Analysis: The valuation dispute arose from imports from related entities, where the declared transaction value had earlier been rejected and valuation was redetermined under Rule 8 of the Customs Valuation (Determination of Price of Imported Goods) Rules, 1988. The final SVB order of 23.04.2009 fixed year-wise loading at 46% to 50% of GPL for the relevant period and also recorded that, for years where the declared invoice values were higher than the average annual selling price of unrelated buyers in India, such values could be accepted. The Tribunal read the order as a whole and held that the specific year-wise loading and the data relating to unrelated buyers governed the finalisation for the relevant imports, and that there was no evidence to show that the declared values of the spares were higher than the average annual selling price of unrelated buyers. The Commissioner (Appeals) was therefore not justified in ignoring the substantive valuation findings and relying only on the concluding sentence of paragraph 17.

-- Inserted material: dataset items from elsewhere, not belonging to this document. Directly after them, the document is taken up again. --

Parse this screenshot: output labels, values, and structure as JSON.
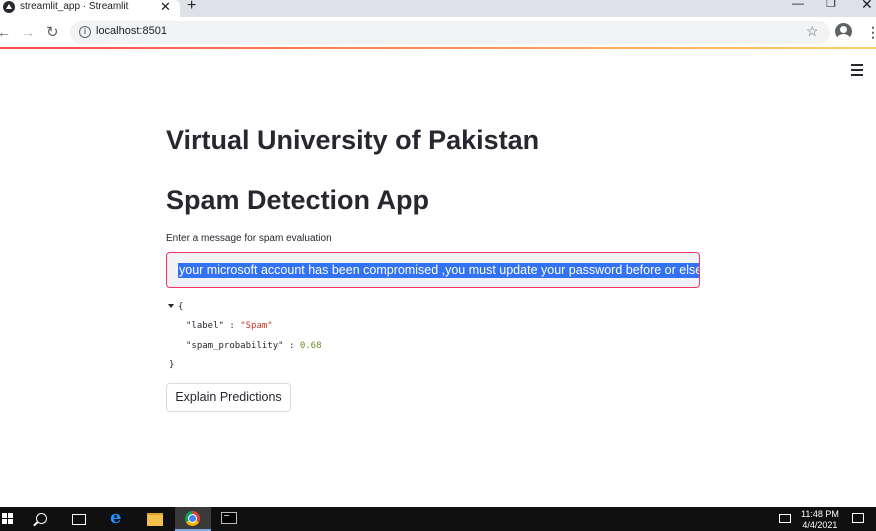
{
  "browser": {
    "tab_title": "streamlit_app · Streamlit",
    "tab_close": "✕",
    "new_tab": "+",
    "url": "localhost:8501",
    "window_controls": {
      "minimize": "—",
      "maximize": "❐",
      "close": "✕"
    },
    "nav": {
      "back": "←",
      "forward": "→",
      "reload": "↻",
      "info": "i",
      "star": "☆",
      "menu": "⋮"
    }
  },
  "page": {
    "title1": "Virtual University of Pakistan",
    "title2": "Spam Detection App",
    "input_label": "Enter a message for spam evaluation",
    "input_value": "your microsoft account has been compromised ,you must update your password before or else",
    "json_output": {
      "open_brace": "{",
      "close_brace": "}",
      "label_key": "\"label\"",
      "label_value": "\"Spam\"",
      "prob_key": "\"spam_probability\"",
      "prob_value": "0.68",
      "sep": " : "
    },
    "explain_button": "Explain Predictions"
  },
  "taskbar": {
    "time": "11:48 PM",
    "date": "4/4/2021"
  },
  "colors": {
    "accent": "#f63366",
    "selection": "#3372f2",
    "text": "#262730"
  }
}
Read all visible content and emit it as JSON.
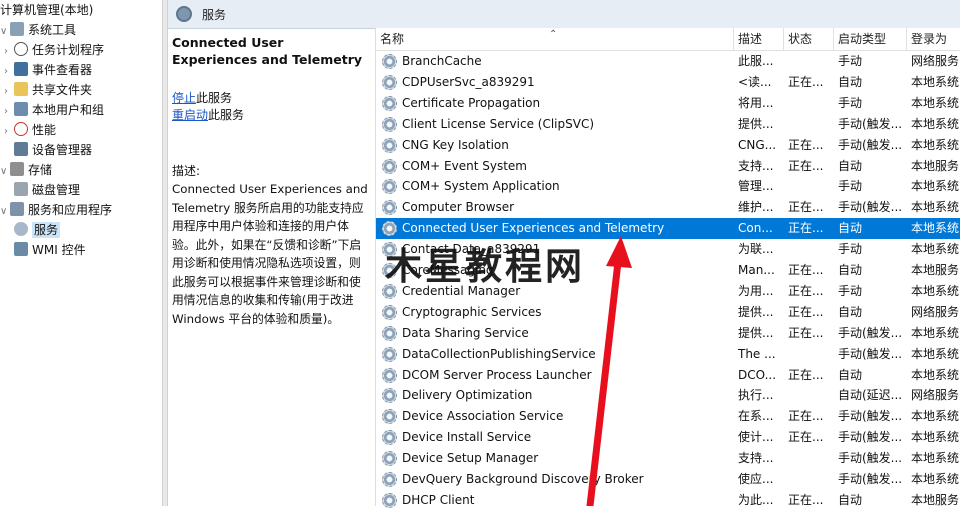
{
  "tree": {
    "root": "计算机管理(本地)",
    "items": [
      {
        "label": "系统工具",
        "icon": "tools-icon"
      },
      {
        "label": "任务计划程序",
        "icon": "clock-icon"
      },
      {
        "label": "事件查看器",
        "icon": "event-viewer-icon"
      },
      {
        "label": "共享文件夹",
        "icon": "shared-folder-icon"
      },
      {
        "label": "本地用户和组",
        "icon": "users-icon"
      },
      {
        "label": "性能",
        "icon": "performance-icon"
      },
      {
        "label": "设备管理器",
        "icon": "device-manager-icon"
      },
      {
        "label": "存储",
        "icon": "storage-icon"
      },
      {
        "label": "磁盘管理",
        "icon": "disk-icon"
      },
      {
        "label": "服务和应用程序",
        "icon": "services-apps-icon"
      },
      {
        "label": "服务",
        "icon": "services-icon"
      },
      {
        "label": "WMI 控件",
        "icon": "wmi-icon"
      }
    ]
  },
  "header": {
    "title": "服务"
  },
  "description": {
    "service_title": "Connected User Experiences and Telemetry",
    "stop_link": "停止",
    "stop_suffix": "此服务",
    "restart_link": "重启动",
    "restart_suffix": "此服务",
    "desc_label": "描述:",
    "desc_text": "Connected User Experiences and Telemetry 服务所启用的功能支持应用程序中用户体验和连接的用户体验。此外，如果在“反馈和诊断”下启用诊断和使用情况隐私选项设置，则此服务可以根据事件来管理诊断和使用情况信息的收集和传输(用于改进 Windows 平台的体验和质量)。"
  },
  "columns": {
    "name": "名称",
    "description": "描述",
    "status": "状态",
    "startup_type": "启动类型",
    "log_on_as": "登录为"
  },
  "services": [
    {
      "name": "BranchCache",
      "desc": "此服...",
      "status": "",
      "startup": "手动",
      "logon": "网络服务"
    },
    {
      "name": "CDPUserSvc_a839291",
      "desc": "<读...",
      "status": "正在...",
      "startup": "自动",
      "logon": "本地系统"
    },
    {
      "name": "Certificate Propagation",
      "desc": "将用...",
      "status": "",
      "startup": "手动",
      "logon": "本地系统"
    },
    {
      "name": "Client License Service (ClipSVC)",
      "desc": "提供...",
      "status": "",
      "startup": "手动(触发...",
      "logon": "本地系统"
    },
    {
      "name": "CNG Key Isolation",
      "desc": "CNG...",
      "status": "正在...",
      "startup": "手动(触发...",
      "logon": "本地系统"
    },
    {
      "name": "COM+ Event System",
      "desc": "支持...",
      "status": "正在...",
      "startup": "自动",
      "logon": "本地服务"
    },
    {
      "name": "COM+ System Application",
      "desc": "管理...",
      "status": "",
      "startup": "手动",
      "logon": "本地系统"
    },
    {
      "name": "Computer Browser",
      "desc": "维护...",
      "status": "正在...",
      "startup": "手动(触发...",
      "logon": "本地系统"
    },
    {
      "name": "Connected User Experiences and Telemetry",
      "desc": "Con...",
      "status": "正在...",
      "startup": "自动",
      "logon": "本地系统",
      "selected": true
    },
    {
      "name": "Contact Data_a839291",
      "desc": "为联...",
      "status": "",
      "startup": "手动",
      "logon": "本地系统"
    },
    {
      "name": "CoreMessaging",
      "desc": "Man...",
      "status": "正在...",
      "startup": "自动",
      "logon": "本地服务"
    },
    {
      "name": "Credential Manager",
      "desc": "为用...",
      "status": "正在...",
      "startup": "手动",
      "logon": "本地系统"
    },
    {
      "name": "Cryptographic Services",
      "desc": "提供...",
      "status": "正在...",
      "startup": "自动",
      "logon": "网络服务"
    },
    {
      "name": "Data Sharing Service",
      "desc": "提供...",
      "status": "正在...",
      "startup": "手动(触发...",
      "logon": "本地系统"
    },
    {
      "name": "DataCollectionPublishingService",
      "desc": "The ...",
      "status": "",
      "startup": "手动(触发...",
      "logon": "本地系统"
    },
    {
      "name": "DCOM Server Process Launcher",
      "desc": "DCO...",
      "status": "正在...",
      "startup": "自动",
      "logon": "本地系统"
    },
    {
      "name": "Delivery Optimization",
      "desc": "执行...",
      "status": "",
      "startup": "自动(延迟...",
      "logon": "网络服务"
    },
    {
      "name": "Device Association Service",
      "desc": "在系...",
      "status": "正在...",
      "startup": "手动(触发...",
      "logon": "本地系统"
    },
    {
      "name": "Device Install Service",
      "desc": "使计...",
      "status": "正在...",
      "startup": "手动(触发...",
      "logon": "本地系统"
    },
    {
      "name": "Device Setup Manager",
      "desc": "支持...",
      "status": "",
      "startup": "手动(触发...",
      "logon": "本地系统"
    },
    {
      "name": "DevQuery Background Discovery Broker",
      "desc": "使应...",
      "status": "",
      "startup": "手动(触发...",
      "logon": "本地系统"
    },
    {
      "name": "DHCP Client",
      "desc": "为此...",
      "status": "正在...",
      "startup": "自动",
      "logon": "本地服务"
    }
  ],
  "watermark": "木星教程网",
  "colors": {
    "selection": "#0078d7",
    "arrow": "#e8101c",
    "link": "#1a56c6",
    "header_bg": "#e7edf5"
  }
}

Conclusion: The finalisation of the provisional assessments based on 46% to 48% of GPL was and the refund of excess duty was sustainable; the issue was decided in favour of the assessee.
Ratio Decidendi: A valuation order under the customs valuation rules must be read as a whole, and a general concluding remark cannot override specific year-wise findings supported by import and market data for finalisation of provisional assessments.